If asked what saved Westsider Books, some people might point to the Internet. How else, without online crowdfunding platforms, would customers have so quickly been able to fundraise to keep the store open? But then the Internet - or rather the monopoly platforms that have taken it over - helped cause the problem in the first place. If you want to know what New Yorkers do these days instead of read books as they used to, get on any subway train and see if anyone looks up from their handheld slot machines.

The Web was different in the early days. I've said this before, I know, but it bears repeating: we started with an open platform, with neutral protocols, an actual platform that people could create on. Not the locked-down prison, or slaughterhouse, that we have today.

Can we recover some of that founding spirit, that "creative good" that animated so many founders (myself included) to launch something new online? I've been searching for good news on my radio show and occasionally see a glimmer.

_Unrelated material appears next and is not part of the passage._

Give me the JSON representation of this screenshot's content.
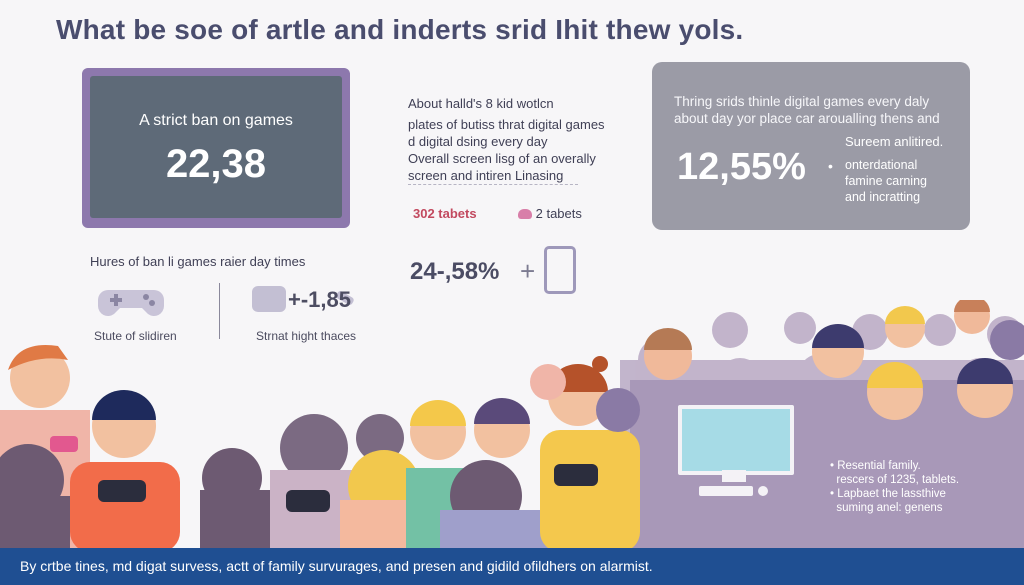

Douglas Rushkoff offers hope: in his new book Team Human, and on his podcast of the same name, he advocates for genuine human connection as a kind of resistance to today's deadening, tech-soaked environment.

Listen to my interview with Douglas about Team Human. (From my Jan. 28 Techtonic show, also available via podcast.)

We need more of these glimmers of hope, as the monopolies are locking down every corner of the Net, the economy, and society. If enough of us embrace Team Human, or the "creative good," or some other version of that founding idea, we might resuscitate the online world. It worked for Westsider Books.